Just this morning, the following article appeared on page 8 of Le Droit:
Officials responsible for the [Gatineau science and technology museum] project must now consider wedging the museum inside an abandoned paper factory dating from the mid-1800s. Documents obtained under the Access to Information Act show officials have already begun surveying the old E.B. Eddy Co. factory in Gatineau as a possible location for the museum.
The documents suggest that the location meets the needs of the new museum because it includes elements of past, present and future and it is close to downtown.
The collections are currently located in an industrial park far from the downtown core, inside a bakery warehouse the federal government bought in 1967. The location was intended to be temporary, but 43 years later the Canada Science and Technology Museum remains a national orphan.
This contrasts with statements from the Conservative minister responsible for the Outaouais, the member for Pontiac, who is being a real killjoy on this issue.
People in Saint-Constant have been waiting for Exporail to be recognized as the national railway museum since 2007. A report about that from the Standing Committee on Canadian Heritage was adopted in the House on March 1, 2007, but since then, for some unknown reason, the federal government has done nothing.
My colleague from Châteauguay—Saint-Constant pushed hard for that recognition. She is still pushing for it. But unfortunately, recognition does not seem to mean much to this government. Maybe the Conservatives think that they have more to gain from the immigration museum in Halifax than from Exporail in Saint-Constant or from transferring the Science and Technology Museum to Gatineau.
The point is that this government has done nothing to develop federal museums in Quebec.
That being said, an immigration museum is a good idea. In order to know where we are going, we should know where we come from.
Because of Quebec's minority situation, immigration has always had a special status and a special role to play. As Louis Balthazar told the Bouchard-Taylor commission:
Quebeckers have experienced ethnic pluralism for a long time: aboriginals, Scottish and Irish anglophones, Jews, Italians, etc.
But, because of the Durham report, immigration was perceived as necessarily favouring the anglophone minority. Consequently, beginning in 1840, French Canadians turned inward while still living under British rule and being influenced by both the British model and American ideas. Most immigrants were English-speaking.
As a result, it was alarming to realize that the birth rate was dropping, especially at a time when francophone Quebeckers wanted to establish themselves as the majority in Quebec.
Something new has been happening since the end of the 1960s. An immigration department was established. Federal-provincial agreements were signed outlining the Quebec government's role in immigration: in 1971, a presence in federal offices; 1975, Quebec offices overseas; 1978, selection; 1990, welcome and integration. Quebec's 1975.
Charter of Human Rights and Freedoms and 1977 Charter of the French Language are the two pillars of modern Quebec society and lay the foundations for the harmonious integration of immigrants.

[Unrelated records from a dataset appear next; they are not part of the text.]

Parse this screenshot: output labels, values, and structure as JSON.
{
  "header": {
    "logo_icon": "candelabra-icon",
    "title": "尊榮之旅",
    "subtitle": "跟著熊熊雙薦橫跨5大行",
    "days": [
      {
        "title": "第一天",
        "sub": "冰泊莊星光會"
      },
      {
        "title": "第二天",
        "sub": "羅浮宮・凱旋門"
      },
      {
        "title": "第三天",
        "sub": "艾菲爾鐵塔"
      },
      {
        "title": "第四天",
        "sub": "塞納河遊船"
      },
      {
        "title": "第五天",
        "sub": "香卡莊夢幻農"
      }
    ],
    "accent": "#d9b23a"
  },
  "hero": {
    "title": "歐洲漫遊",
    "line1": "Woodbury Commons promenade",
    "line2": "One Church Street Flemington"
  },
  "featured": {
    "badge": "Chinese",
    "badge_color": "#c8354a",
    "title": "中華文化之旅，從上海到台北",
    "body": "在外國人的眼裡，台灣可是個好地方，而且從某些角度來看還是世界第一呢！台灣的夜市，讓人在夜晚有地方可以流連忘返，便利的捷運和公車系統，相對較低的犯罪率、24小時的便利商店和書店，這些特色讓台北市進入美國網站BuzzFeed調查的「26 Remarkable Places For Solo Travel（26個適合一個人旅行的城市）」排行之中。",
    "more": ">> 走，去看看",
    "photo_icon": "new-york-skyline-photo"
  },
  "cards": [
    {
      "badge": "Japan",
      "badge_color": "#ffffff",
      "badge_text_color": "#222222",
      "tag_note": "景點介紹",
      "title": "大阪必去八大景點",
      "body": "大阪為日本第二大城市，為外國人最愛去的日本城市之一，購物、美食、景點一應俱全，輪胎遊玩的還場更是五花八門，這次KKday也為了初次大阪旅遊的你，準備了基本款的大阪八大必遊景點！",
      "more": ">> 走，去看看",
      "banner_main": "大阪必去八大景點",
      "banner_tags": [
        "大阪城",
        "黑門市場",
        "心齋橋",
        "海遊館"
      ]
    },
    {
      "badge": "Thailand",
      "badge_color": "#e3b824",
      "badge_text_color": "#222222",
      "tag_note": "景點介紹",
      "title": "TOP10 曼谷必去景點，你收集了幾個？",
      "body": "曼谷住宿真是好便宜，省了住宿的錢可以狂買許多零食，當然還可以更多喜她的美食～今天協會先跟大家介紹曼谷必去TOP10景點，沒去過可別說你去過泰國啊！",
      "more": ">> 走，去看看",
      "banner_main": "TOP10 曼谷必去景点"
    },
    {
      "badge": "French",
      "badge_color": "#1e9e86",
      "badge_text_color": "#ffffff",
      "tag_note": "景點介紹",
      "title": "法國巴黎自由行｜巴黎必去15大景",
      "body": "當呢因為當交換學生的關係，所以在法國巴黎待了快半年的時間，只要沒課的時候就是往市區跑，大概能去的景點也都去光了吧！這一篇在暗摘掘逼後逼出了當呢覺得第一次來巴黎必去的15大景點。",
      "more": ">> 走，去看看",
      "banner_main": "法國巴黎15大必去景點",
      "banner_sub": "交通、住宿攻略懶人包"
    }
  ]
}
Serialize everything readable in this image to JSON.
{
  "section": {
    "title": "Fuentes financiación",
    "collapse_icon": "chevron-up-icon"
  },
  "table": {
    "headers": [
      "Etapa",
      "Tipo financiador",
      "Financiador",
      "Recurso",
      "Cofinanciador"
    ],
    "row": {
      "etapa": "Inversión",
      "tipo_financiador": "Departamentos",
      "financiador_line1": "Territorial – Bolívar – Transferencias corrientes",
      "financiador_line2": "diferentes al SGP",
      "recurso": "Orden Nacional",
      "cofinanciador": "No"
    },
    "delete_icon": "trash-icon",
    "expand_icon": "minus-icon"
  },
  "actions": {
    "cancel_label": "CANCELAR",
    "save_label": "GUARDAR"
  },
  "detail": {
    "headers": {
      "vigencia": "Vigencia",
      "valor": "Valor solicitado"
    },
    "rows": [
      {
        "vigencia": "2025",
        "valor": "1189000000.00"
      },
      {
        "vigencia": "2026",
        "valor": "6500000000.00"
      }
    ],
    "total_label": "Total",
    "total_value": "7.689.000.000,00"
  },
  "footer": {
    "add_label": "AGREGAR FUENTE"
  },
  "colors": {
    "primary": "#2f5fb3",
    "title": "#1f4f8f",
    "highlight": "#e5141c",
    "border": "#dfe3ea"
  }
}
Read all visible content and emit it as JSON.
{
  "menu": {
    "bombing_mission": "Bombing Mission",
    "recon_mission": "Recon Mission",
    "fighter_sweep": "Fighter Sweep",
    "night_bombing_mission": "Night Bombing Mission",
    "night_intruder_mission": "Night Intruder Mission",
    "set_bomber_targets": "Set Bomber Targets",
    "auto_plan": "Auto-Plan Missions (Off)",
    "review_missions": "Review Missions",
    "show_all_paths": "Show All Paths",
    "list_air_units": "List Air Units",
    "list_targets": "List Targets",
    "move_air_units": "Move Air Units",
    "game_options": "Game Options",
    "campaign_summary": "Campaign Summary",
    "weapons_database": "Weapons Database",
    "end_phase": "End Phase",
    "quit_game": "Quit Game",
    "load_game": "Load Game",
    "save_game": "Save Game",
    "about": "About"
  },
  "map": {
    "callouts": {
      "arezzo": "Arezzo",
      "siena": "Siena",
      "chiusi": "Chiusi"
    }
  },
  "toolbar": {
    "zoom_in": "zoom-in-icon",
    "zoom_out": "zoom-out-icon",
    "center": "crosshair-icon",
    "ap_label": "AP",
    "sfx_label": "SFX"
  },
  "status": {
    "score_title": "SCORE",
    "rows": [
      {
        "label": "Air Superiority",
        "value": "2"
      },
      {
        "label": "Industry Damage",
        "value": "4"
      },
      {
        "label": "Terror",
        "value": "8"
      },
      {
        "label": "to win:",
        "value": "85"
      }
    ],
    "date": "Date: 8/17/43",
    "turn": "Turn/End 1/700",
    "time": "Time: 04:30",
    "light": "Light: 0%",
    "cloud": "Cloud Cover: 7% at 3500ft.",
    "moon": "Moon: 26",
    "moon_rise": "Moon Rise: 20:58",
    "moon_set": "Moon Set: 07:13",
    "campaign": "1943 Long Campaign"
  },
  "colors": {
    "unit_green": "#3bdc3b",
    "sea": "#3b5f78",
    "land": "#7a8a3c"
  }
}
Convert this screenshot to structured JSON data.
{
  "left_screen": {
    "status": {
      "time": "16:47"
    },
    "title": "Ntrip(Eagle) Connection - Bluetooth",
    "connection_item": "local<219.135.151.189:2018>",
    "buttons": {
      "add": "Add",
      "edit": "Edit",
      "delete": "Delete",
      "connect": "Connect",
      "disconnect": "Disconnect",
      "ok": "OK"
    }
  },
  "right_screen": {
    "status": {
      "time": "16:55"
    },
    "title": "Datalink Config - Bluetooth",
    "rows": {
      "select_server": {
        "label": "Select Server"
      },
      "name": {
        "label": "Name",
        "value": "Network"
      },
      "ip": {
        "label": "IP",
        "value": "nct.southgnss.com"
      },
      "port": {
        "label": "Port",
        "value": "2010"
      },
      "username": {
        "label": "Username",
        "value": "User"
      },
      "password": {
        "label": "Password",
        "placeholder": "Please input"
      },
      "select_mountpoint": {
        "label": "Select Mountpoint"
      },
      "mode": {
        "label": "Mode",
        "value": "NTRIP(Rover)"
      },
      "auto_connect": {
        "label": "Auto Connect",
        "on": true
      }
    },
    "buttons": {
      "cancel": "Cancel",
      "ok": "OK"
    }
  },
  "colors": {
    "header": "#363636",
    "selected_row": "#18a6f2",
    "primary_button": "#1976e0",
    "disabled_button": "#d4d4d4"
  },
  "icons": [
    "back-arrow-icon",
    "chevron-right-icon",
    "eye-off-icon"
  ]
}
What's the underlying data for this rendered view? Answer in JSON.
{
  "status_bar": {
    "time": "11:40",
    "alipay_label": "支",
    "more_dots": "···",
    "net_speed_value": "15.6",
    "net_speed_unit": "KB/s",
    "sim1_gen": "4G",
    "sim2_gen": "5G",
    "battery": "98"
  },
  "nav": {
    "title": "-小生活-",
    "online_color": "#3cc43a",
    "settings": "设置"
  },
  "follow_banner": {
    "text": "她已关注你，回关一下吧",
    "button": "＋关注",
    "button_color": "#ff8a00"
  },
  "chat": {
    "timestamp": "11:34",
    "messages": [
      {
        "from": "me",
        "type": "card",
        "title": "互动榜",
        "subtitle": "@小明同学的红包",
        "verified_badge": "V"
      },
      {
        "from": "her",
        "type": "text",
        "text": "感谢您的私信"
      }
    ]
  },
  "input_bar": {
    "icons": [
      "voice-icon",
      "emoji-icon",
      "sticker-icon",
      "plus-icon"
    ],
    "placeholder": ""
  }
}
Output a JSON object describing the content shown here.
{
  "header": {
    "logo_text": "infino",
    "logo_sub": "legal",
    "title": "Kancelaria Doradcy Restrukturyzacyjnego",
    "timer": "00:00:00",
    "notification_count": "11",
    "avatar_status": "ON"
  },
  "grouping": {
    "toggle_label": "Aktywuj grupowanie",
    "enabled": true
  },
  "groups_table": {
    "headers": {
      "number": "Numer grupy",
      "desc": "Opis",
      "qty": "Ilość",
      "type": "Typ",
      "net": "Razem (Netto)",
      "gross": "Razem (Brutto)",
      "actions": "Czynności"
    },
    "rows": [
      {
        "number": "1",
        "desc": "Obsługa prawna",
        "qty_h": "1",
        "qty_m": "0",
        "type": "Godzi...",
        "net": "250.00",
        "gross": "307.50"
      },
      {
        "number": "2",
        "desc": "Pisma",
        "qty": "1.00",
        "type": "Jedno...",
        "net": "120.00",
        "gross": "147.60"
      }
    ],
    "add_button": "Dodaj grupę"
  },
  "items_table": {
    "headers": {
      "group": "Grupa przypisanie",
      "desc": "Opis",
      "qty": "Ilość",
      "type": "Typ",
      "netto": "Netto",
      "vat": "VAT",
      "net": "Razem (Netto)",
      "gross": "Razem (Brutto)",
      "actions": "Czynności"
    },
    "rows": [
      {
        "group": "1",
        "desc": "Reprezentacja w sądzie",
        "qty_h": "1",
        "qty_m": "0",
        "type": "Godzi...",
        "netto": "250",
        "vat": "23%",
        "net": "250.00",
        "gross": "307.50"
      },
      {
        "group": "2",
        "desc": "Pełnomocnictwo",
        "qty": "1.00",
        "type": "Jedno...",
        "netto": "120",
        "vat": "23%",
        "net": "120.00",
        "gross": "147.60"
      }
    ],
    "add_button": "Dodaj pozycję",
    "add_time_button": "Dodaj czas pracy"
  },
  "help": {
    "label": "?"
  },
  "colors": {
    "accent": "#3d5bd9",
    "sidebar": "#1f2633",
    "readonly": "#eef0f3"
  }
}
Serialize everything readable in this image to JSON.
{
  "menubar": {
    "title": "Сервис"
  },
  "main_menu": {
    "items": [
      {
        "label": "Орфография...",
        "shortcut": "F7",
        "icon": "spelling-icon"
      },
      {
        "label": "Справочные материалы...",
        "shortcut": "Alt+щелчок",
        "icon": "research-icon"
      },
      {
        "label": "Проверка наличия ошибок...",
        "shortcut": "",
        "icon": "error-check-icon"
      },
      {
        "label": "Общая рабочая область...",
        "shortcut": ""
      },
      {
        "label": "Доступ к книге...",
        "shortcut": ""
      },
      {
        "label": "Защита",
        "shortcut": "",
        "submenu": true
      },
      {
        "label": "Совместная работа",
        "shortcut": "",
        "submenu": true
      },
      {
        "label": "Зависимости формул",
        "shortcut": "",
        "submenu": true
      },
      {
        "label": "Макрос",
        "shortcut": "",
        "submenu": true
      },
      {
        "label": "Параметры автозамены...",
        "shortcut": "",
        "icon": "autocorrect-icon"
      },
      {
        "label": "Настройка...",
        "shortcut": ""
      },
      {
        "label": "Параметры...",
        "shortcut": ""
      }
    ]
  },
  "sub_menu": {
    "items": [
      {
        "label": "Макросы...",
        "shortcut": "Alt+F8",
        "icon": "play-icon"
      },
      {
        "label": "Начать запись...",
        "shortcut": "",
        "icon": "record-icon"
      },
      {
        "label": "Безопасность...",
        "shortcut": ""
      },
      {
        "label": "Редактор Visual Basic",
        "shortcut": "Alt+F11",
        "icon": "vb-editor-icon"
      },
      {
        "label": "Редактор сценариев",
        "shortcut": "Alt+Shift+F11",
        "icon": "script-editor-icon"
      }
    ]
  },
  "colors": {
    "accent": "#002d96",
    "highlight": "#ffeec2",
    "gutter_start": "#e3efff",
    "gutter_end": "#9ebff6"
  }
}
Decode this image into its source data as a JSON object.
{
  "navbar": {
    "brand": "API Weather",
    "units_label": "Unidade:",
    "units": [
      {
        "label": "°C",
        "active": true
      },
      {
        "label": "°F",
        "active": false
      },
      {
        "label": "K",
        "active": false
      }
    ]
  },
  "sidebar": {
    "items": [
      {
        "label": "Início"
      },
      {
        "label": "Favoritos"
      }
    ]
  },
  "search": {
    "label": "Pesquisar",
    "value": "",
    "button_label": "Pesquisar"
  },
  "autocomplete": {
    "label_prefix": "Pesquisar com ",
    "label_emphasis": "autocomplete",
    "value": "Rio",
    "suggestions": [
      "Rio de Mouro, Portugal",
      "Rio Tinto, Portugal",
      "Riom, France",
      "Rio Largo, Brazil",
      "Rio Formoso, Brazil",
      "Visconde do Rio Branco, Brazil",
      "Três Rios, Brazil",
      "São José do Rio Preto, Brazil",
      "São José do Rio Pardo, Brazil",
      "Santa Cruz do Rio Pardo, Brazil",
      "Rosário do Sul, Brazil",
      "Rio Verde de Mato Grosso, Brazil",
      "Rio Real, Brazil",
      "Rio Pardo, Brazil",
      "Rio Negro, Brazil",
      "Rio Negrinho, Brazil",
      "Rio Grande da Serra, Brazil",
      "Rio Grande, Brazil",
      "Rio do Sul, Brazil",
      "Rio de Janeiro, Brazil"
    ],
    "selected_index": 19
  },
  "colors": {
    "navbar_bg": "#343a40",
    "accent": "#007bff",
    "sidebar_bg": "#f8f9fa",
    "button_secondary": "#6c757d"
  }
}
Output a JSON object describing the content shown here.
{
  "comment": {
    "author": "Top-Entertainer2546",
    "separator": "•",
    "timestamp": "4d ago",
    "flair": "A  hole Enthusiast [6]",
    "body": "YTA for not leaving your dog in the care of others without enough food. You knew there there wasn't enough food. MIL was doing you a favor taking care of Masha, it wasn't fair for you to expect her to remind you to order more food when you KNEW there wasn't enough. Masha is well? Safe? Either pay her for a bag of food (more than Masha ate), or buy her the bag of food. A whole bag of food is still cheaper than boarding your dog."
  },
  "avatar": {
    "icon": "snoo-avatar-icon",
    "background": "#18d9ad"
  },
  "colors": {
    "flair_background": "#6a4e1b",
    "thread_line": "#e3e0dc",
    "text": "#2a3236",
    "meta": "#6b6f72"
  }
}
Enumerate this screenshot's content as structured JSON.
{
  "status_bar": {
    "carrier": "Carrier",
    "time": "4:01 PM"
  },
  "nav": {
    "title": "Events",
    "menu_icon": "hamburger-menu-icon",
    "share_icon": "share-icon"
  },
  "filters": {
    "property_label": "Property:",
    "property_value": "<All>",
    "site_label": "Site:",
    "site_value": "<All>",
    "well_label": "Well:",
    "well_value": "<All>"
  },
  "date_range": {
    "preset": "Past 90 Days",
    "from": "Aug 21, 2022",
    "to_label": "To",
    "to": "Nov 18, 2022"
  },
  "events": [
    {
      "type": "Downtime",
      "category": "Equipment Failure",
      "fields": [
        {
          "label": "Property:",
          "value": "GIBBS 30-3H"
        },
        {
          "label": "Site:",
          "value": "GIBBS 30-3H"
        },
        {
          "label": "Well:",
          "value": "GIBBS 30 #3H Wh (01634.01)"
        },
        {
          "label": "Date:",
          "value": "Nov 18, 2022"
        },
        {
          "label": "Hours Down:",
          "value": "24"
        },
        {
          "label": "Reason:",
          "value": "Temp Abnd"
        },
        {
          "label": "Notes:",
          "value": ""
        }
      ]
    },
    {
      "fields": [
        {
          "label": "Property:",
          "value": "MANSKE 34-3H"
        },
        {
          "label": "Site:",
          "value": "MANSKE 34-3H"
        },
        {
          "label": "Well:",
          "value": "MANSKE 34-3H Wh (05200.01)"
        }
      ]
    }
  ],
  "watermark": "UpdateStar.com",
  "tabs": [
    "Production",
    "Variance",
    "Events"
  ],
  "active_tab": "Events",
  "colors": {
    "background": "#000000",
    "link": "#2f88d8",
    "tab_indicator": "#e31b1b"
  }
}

Will this particular dimension of immigrant integration and the fear that it created in under-educated Quebec, notably due to the mass arrival of anglophones, be reflected in this new museum in Halifax?
Will the bitter negotiations between Quebec and Ottawa to allow Quebec to control immigration based on its own interest and the integration of immigrants into a French society within North America be presented in this new museum in Halifax?
We cannot forget that, for close to 20 years, Quebec negotiated with the federal government in order to acquire more power over the selection and integration of its immigrants. Four administrative agreements were signed by the Quebec government and Ottawa to this effect.